Well, I try to be. But sometimes it’s hard to remember that what works for one family may not work for another. And, really, most moms are just doing the best they can. Not to mention, I’m not exactly Mom of the Year myself! So I should really just keep my judgy-judgy attitude under wraps.

That’s easier said than done, of course. As you may recall, I struggled with this at Annalyn’s first preschool party in the fall. I took apple cider for the kids to drink, and another mom mocked my unhealthy choice of beverage. Looking back, I was irritated at her attitude, but I was also embarrassed and frustrated. I really do make a serious effort to feed Annalyn healthy foods and to teach her to make those choices for herself. But for a party – a special treat – I still think juice (even cider) is okay.

HOWEVER. (Yes, here’s the part where I become THAT mom . . .) After Christmas, I started realizing that processed, sugary snacks were nearly an everyday choice at the preschool, and special days where they allowed extra-sugary snacks were becoming more and more common. The situation was starting to stress me out – including the fact that I was just as guilty as any other parent of sending less than healthy snacks – and then Annalyn came home and told me that she’d had POP to drink during snack.

She has never had pop in her life! And her teachers served it for snack time?!?

Sometimes Annalyn is not the most credible of reporters, so I asked her to tell me more. She told me that her drink had bubbles (so, obviously it was pop) and that she didn’t like it. I decided to roll with the fact that she didn’t like it, and I told her that she shouldn’t drink pop anymore. I told her that pop isn’t good for kids. Then I told her that if someone offered her pop again, she should just say, “No, thank you. May I please have water instead?” Then we did a little role play practice to make sure she could say all that.

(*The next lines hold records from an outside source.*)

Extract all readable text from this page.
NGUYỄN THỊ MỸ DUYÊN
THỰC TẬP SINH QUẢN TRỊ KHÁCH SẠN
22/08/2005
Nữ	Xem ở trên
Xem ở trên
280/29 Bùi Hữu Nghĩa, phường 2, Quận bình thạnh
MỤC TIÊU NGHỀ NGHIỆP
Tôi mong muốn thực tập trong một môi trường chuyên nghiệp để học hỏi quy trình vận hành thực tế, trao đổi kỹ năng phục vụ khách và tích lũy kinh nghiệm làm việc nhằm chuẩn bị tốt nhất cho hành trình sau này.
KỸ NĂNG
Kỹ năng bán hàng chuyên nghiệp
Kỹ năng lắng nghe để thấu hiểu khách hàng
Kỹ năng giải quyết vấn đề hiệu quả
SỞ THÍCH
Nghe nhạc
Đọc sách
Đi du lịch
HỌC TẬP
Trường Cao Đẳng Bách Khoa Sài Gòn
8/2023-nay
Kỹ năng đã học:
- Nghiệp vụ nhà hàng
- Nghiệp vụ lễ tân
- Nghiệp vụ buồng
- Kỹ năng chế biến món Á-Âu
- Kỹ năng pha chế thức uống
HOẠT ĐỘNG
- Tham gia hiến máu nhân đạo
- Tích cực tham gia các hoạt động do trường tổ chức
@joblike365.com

I felt like I was in an after-school special. And then I realized: I had become THAT mom.

My piece of [sugary] humble pie was complete later that week at the class Valentine’s party. I had told one of her teachers that I’d prefer that Annalyn didn’t drink pop for snack even on special days. So that morning as the kids were being served their party snacks, the other teacher pulled me aside and informed me that the mom in charge of drinks had brought punch. With Sprite.

She told me that they had juice boxes and asked if I wanted Annalyn to have one of those instead. I was so embarrassed and tried to shrug it off. But she said it was really not a problem. So I said that would be great and thanked her.

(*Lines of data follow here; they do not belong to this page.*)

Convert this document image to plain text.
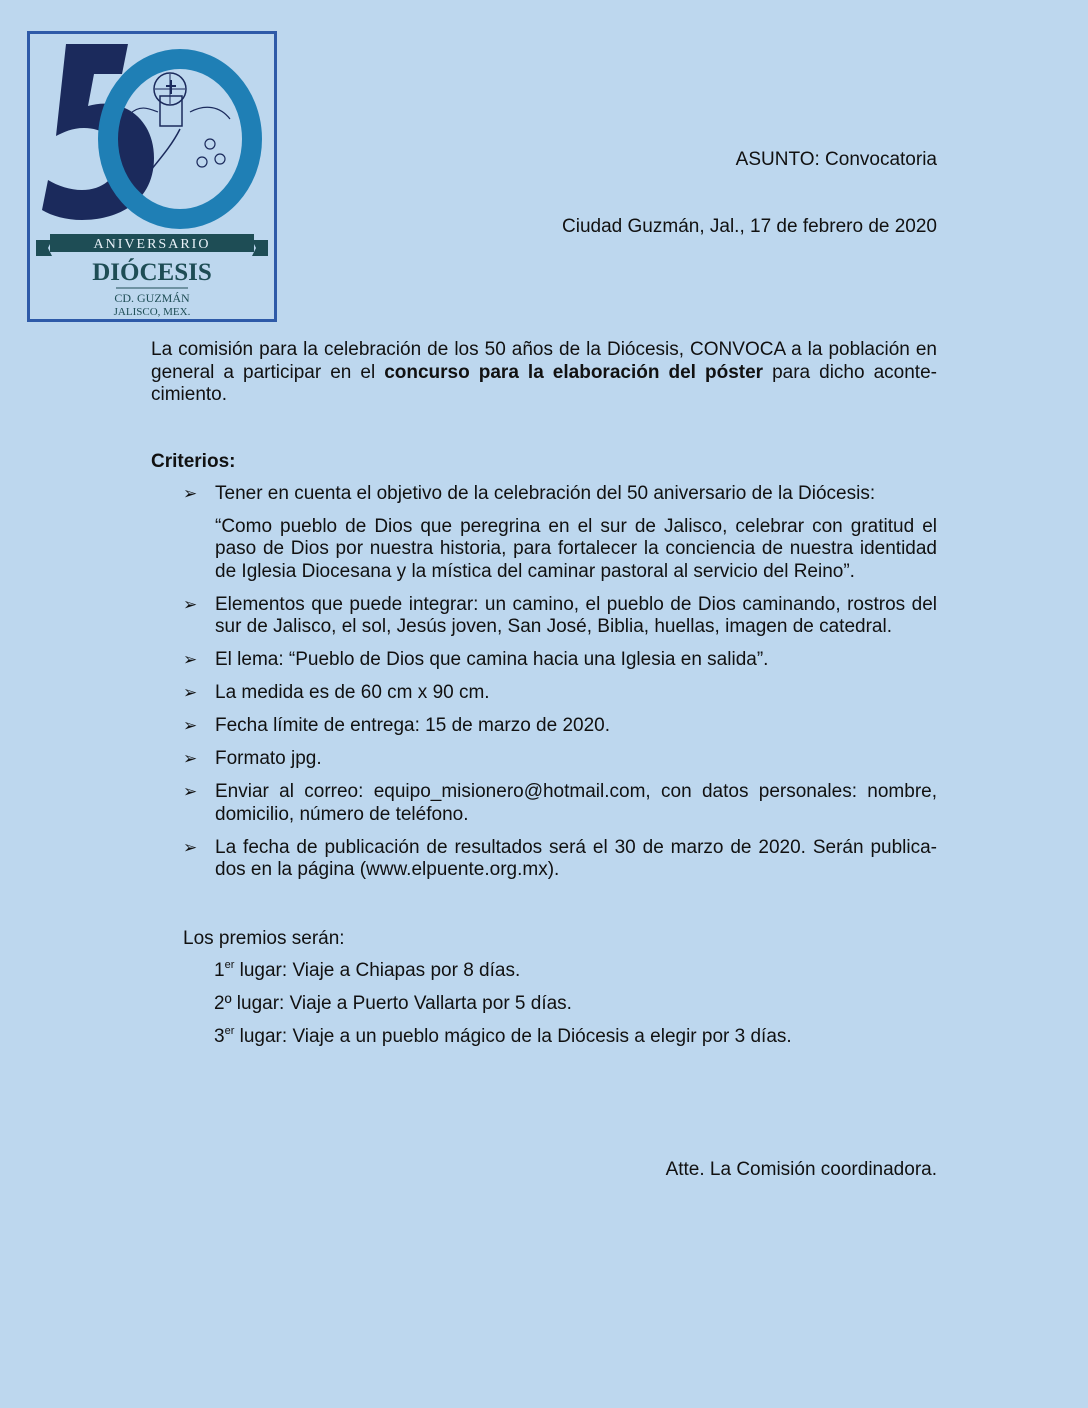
ANIVERSARIO
DIÓCESIS
CD. GUZMÁN
JALISCO, MEX.
ASUNTO: Convocatoria
Ciudad Guzmán, Jal., 17 de febrero de 2020
La comisión para la celebración de los 50 años de la Diócesis, CONVOCA a la población en general a participar en el concurso para la elaboración del póster para dicho aconte-cimiento.
Criterios:
➢ Tener en cuenta el objetivo de la celebración del 50 aniversario de la Diócesis:
“Como pueblo de Dios que peregrina en el sur de Jalisco, celebrar con gratitud el paso de Dios por nuestra historia, para fortalecer la conciencia de nuestra identidad de Iglesia Diocesana y la mística del caminar pastoral al servicio del Reino”.
➢ Elementos que puede integrar: un camino, el pueblo de Dios caminando, rostros del sur de Jalisco, el sol, Jesús joven, San José, Biblia, huellas, imagen de catedral.
➢ El lema: “Pueblo de Dios que camina hacia una Iglesia en salida”.
➢ La medida es de 60 cm x 90 cm.
➢ Fecha límite de entrega: 15 de marzo de 2020.
➢ Formato jpg.
➢ Enviar al correo: equipo_misionero@hotmail.com, con datos personales: nombre, domicilio, número de teléfono.
➢ La fecha de publicación de resultados será el 30 de marzo de 2020. Serán publica-dos en la página (www.elpuente.org.mx).
Los premios serán:
1er lugar: Viaje a Chiapas por 8 días.
2º lugar: Viaje a Puerto Vallarta por 5 días.
3er lugar: Viaje a un pueblo mágico de la Diócesis a elegir por 3 días.
Atte. La Comisión coordinadora.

Then she pulled out a Capri Sun pouch (which, in my opinion, is NOT the same as juice) and squirted it into a cup for Annalyn.

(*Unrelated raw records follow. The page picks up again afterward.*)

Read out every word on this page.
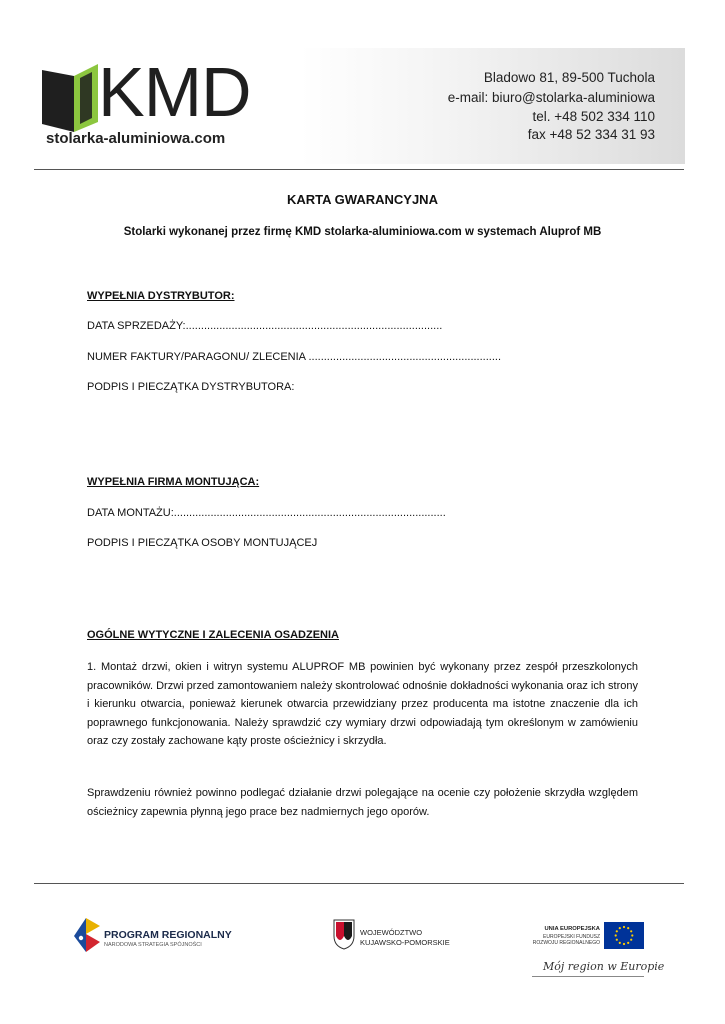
KMD
stolarka-aluminiowa.com
Bladowo 81, 89-500 Tuchola
e-mail: biuro@stolarka-aluminiowa
tel. +48 502 334 110
fax +48 52 334 31 93
KARTA GWARANCYJNA
Stolarki wykonanej przez firmę KMD stolarka-aluminiowa.com w systemach Aluprof MB
WYPEŁNIA DYSTRYBUTOR:
DATA SPRZEDAŻY:....................................................................................
NUMER FAKTURY/PARAGONU/ ZLECENIA ...............................................................
PODPIS I PIECZĄTKA DYSTRYBUTORA:
WYPEŁNIA FIRMA MONTUJĄCA:
DATA MONTAŻU:.........................................................................................
PODPIS I PIECZĄTKA OSOBY MONTUJĄCEJ
OGÓLNE WYTYCZNE I ZALECENIA OSADZENIA

1. Montaż drzwi, okien i witryn systemu ALUPROF MB powinien być wykonany przez zespół przeszkolonych pracowników. Drzwi przed zamontowaniem należy skontrolować odnośnie dokładności wykonania oraz ich strony i kierunku otwarcia, ponieważ kierunek otwarcia przewidziany przez producenta ma istotne znaczenie dla ich poprawnego funkcjonowania. Należy sprawdzić czy wymiary drzwi odpowiadają tym określonym w zamówieniu oraz czy zostały zachowane kąty proste ościeżnicy i skrzydła.

Sprawdzeniu również powinno podlegać działanie drzwi polegające na ocenie czy położenie skrzydła względem ościeżnicy zapewnia płynną jego prace bez nadmiernych jego oporów.

PROGRAM REGIONALNY
NARODOWA STRATEGIA SPÓJNOŚCI
WOJEWÓDZTWO
KUJAWSKO-POMORSKIE
UNIA EUROPEJSKA
EUROPEJSKI FUNDUSZ
ROZWOJU REGIONALNEGO
Mój region w Europie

As I stood there with about a dozen conflicting feelings, there was no doubt that I was THAT mom. Though I’m not sending organic cheddar bunnies to school with Annalyn for her own snack every day – and I still don’t think I’d ever mock another mom’s choice within her earshot – I’m really no different than the mom that irritated me so much last fall.

When it comes down to it, I realized that most of us are THAT mom (or THAT wife or THAT friend or THAT daughter) about something. I think the trick is realizing when our “thing” might make us THAT person and making sure we’re not disapproving of or judging others who don’t agree with our choices. I don’t mean that we should hide or bend on our most important beliefs, but it’s certainly possible to handle most situations with grace and understanding that not all parents (or preschool teachers) will feel the same way we do.

Have you ever been THAT mom (or wife or friend or whatever)? How do you handle being different gracefully and without judgment?